En principio Indiana estaba de acuerdo con ella, aunque le entraban algunas dudas, porque Bob Martín era imprevisible. Solía darle disgustos, más que nada porque violaba los acuerdos que hacían respecto a Amanda, pero en general la trataba con la consideración y el cariño de un hermano mayor. También le daba conmovedoras sorpresas, como en su último cumpleaños, cuando le mandó una torta a la consulta. Sus colegas de la Clínica Holística acudieron provistos de champán y vasos de papel, encabezados por Matheus Pereira, a brindar por ella y compartir la torta. Al partirla con un cortapapeles, Indiana descubrió adentro una bolsita de plástico con cinco billetes de cien dólares, suma nada despreciable para su ex marido, cuyo único ingreso era su sueldo de policía, y fabulosa para ella. Sin embargo, ese mismo hombre que había mandado a hacer la torta con el tesoro adentro era capaz de introducirse en su apartamento sin permiso.

En los tres años que estuvieron casados y convivieron bajo el techo de Blake Jackson, Bob la controlaba como un maniático y después del divorcio pasó un buen tiempo antes de que se resignara a mantener cierta distancia y respetar su privacidad.
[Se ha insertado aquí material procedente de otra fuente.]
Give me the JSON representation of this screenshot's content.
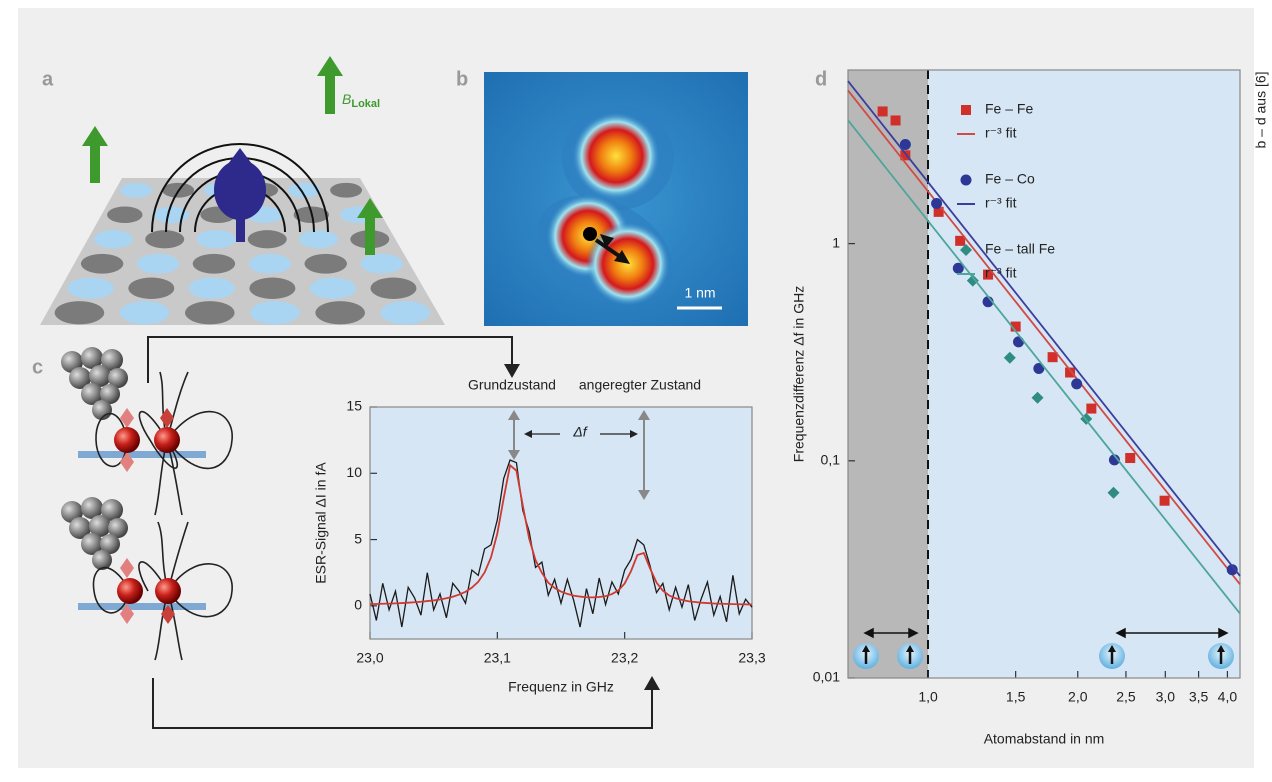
{
  "panel_labels": [
    "a",
    "b",
    "c",
    "d"
  ],
  "panel_a": {
    "field_symbol": "B",
    "field_subscript": "Lokal"
  },
  "panel_b": {
    "scale_bar": "1 nm"
  },
  "credit": "b – d aus [6]",
  "chart_data": [
    {
      "type": "line",
      "xlabel": "Frequenz in GHz",
      "ylabel": "ESR-Signal ΔI in fA",
      "annotations": [
        "Grundzustand",
        "angeregter Zustand",
        "Δf"
      ],
      "xlim": [
        23.0,
        23.3
      ],
      "ylim": [
        -2.5,
        15
      ],
      "xticks": [
        {
          "value": 23.0,
          "label": "23,0"
        },
        {
          "value": 23.1,
          "label": "23,1"
        },
        {
          "value": 23.2,
          "label": "23,2"
        },
        {
          "value": 23.3,
          "label": "23,3"
        }
      ],
      "yticks": [
        0,
        5,
        10,
        15
      ],
      "x": [
        23,
        23.005,
        23.01,
        23.015,
        23.02,
        23.025,
        23.03,
        23.035,
        23.04,
        23.045,
        23.05,
        23.055,
        23.06,
        23.065,
        23.07,
        23.075,
        23.08,
        23.085,
        23.09,
        23.095,
        23.1,
        23.105,
        23.11,
        23.115,
        23.12,
        23.125,
        23.13,
        23.135,
        23.14,
        23.145,
        23.15,
        23.155,
        23.16,
        23.165,
        23.17,
        23.175,
        23.18,
        23.185,
        23.19,
        23.195,
        23.2,
        23.205,
        23.21,
        23.215,
        23.22,
        23.225,
        23.23,
        23.235,
        23.24,
        23.245,
        23.25,
        23.255,
        23.26,
        23.265,
        23.27,
        23.275,
        23.28,
        23.285,
        23.29,
        23.295,
        23.3
      ],
      "series": [
        {
          "color": "#1a1a1a",
          "values": [
            0.9,
            -1.1,
            1.7,
            -0.3,
            1.1,
            -1.6,
            1.4,
            0.6,
            -0.7,
            2.5,
            -0.3,
            0.9,
            -0.9,
            1.7,
            1.1,
            0.2,
            2.7,
            2.3,
            4.3,
            4.6,
            6.5,
            9.6,
            11.0,
            10.8,
            7.2,
            5.6,
            2.9,
            3.3,
            0.8,
            2.0,
            0.2,
            2.0,
            0.4,
            -1.6,
            1.3,
            -0.6,
            2.1,
            0.1,
            1.8,
            0.9,
            2.7,
            3.5,
            5.0,
            4.6,
            3.0,
            1.0,
            1.7,
            -0.3,
            1.4,
            -0.1,
            1.6,
            -1.1,
            0.5,
            1.8,
            -0.7,
            0.7,
            -1.2,
            2.3,
            -0.6,
            0.5,
            -0.1
          ]
        },
        {
          "color": "#d0392f",
          "values": [
            0.13,
            0.14,
            0.16,
            0.17,
            0.19,
            0.21,
            0.24,
            0.27,
            0.31,
            0.36,
            0.41,
            0.48,
            0.57,
            0.69,
            0.85,
            1.06,
            1.37,
            1.82,
            2.52,
            3.65,
            5.46,
            8.12,
            10.6,
            10.2,
            7.57,
            5.07,
            3.45,
            2.49,
            1.75,
            1.35,
            1.08,
            0.9,
            0.77,
            0.7,
            0.65,
            0.64,
            0.67,
            0.73,
            0.89,
            1.16,
            1.69,
            2.62,
            3.83,
            3.99,
            2.81,
            1.76,
            1.14,
            0.78,
            0.57,
            0.45,
            0.35,
            0.29,
            0.24,
            0.21,
            0.18,
            0.16,
            0.15,
            0.13,
            0.12,
            0.11,
            0.1
          ]
        }
      ]
    },
    {
      "type": "scatter",
      "xlabel": "Atomabstand in nm",
      "ylabel": "Frequenzdifferenz Δf in GHz",
      "xscale": "log",
      "yscale": "log",
      "legend": "upper right",
      "xlim": [
        0.69,
        4.24
      ],
      "ylim": [
        0.01,
        6.3
      ],
      "xticks": [
        {
          "value": 1.0,
          "label": "1,0"
        },
        {
          "value": 1.5,
          "label": "1,5"
        },
        {
          "value": 2.0,
          "label": "2,0"
        },
        {
          "value": 2.5,
          "label": "2,5"
        },
        {
          "value": 3.0,
          "label": "3,0"
        },
        {
          "value": 3.5,
          "label": "3,5"
        },
        {
          "value": 4.0,
          "label": "4,0"
        }
      ],
      "yticks": [
        {
          "value": 0.01,
          "label": "0,01"
        },
        {
          "value": 0.1,
          "label": "0,1"
        },
        1
      ],
      "series": [
        {
          "name": "Fe – Fe",
          "color": "#d12f2a",
          "mode": "markers",
          "marker": "square",
          "x": [
            0.81,
            0.86,
            0.9,
            1.05,
            1.16,
            1.32,
            1.5,
            1.78,
            1.93,
            2.13,
            2.55,
            2.99
          ],
          "values": [
            4.06,
            3.69,
            2.55,
            1.4,
            1.03,
            0.72,
            0.415,
            0.3,
            0.255,
            0.174,
            0.103,
            0.0655
          ]
        },
        {
          "name": "r⁻³ fit",
          "color": "#d14a45",
          "mode": "line",
          "x": [
            0.69,
            4.24
          ],
          "values": [
            5.07,
            0.027
          ]
        },
        {
          "name": "Fe – Co",
          "color": "#2c3796",
          "mode": "markers",
          "marker": "circle",
          "x": [
            0.9,
            1.04,
            1.15,
            1.32,
            1.52,
            1.67,
            1.99,
            2.37,
            4.09
          ],
          "values": [
            2.86,
            1.53,
            0.77,
            0.54,
            0.353,
            0.266,
            0.226,
            0.101,
            0.0315
          ]
        },
        {
          "name": "r⁻³ fit",
          "color": "#3a3f9e",
          "mode": "line",
          "x": [
            0.69,
            4.24
          ],
          "values": [
            5.6,
            0.0295
          ]
        },
        {
          "name": "Fe – tall Fe",
          "color": "#2e8c82",
          "mode": "markers",
          "marker": "diamond",
          "x": [
            1.23,
            1.46,
            1.66,
            2.08,
            2.36
          ],
          "values": [
            0.675,
            0.298,
            0.195,
            0.156,
            0.0713
          ]
        },
        {
          "name": "r⁻³ fit",
          "color": "#4fa59b",
          "mode": "line",
          "x": [
            0.69,
            4.24
          ],
          "values": [
            3.7,
            0.0198
          ]
        }
      ]
    }
  ]
}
Había madurado, pero todavía tenía el carácter dominante y agresivo del capitán de equipo que había sido y que tanto lo había ayudado en su carrera en el Departamento de Policía. De joven sufría arrebatos de ira y destrozaba lo que cayera en sus manos; durante esas crisis Indiana abrazaba a su hija y corría a refugiarse en la casa de algún vecino hasta que llegara su padre, al que había llamado de urgencia a la farmacia. En presencia de su suegro, Bob se calmaba de inmediato, prueba de que en realidad no perdía la cabeza por completo. El vínculo entre ambos hombres llegó a ser muy fuerte y se mantuvo intacto cuando Bob e Indiana se divorciaron. Blake siguió tratándolo con la autoridad de un padre benévolo y a su vez Bob era servicial como un buen hijo. Iban juntos a partidos de fútbol, a ver películas de acción y tomar unos tragos en el Camelot, el bar preferido de ambos.

Antes de conocer a Ryan Miller, su ex marido era la segunda persona, después de su padre, a quien Indiana acudía en caso de necesidad, segura de que resolvería el problema, aunque de paso la apabullara con consejos y reproches. Admiraba sus cualidades y lo quería mucho, pero Bob era capaz de gastarle esa broma, podía haberle sustraído su ropa interior para demostrar lo fácil que resultaba robarle. Llevaba tiempo insistiendo en la necesidad de cerraduras nuevas y una alarma.

—¿Recuerdas que me prometiste una gata? —le preguntó Amanda a su madre, interrumpiendo sus cavilaciones.

—A fines de agosto vas a ir a la universidad, hija. ¿Quién se hará cargo de la gata cuando te vayas?

—El abuelo. Ya lo hablamos y él está de acuerdo.

—A mister Jackson le vendrá bien tener un animalito. Va a estar muy solo sin su nieta —suspiró Elsa.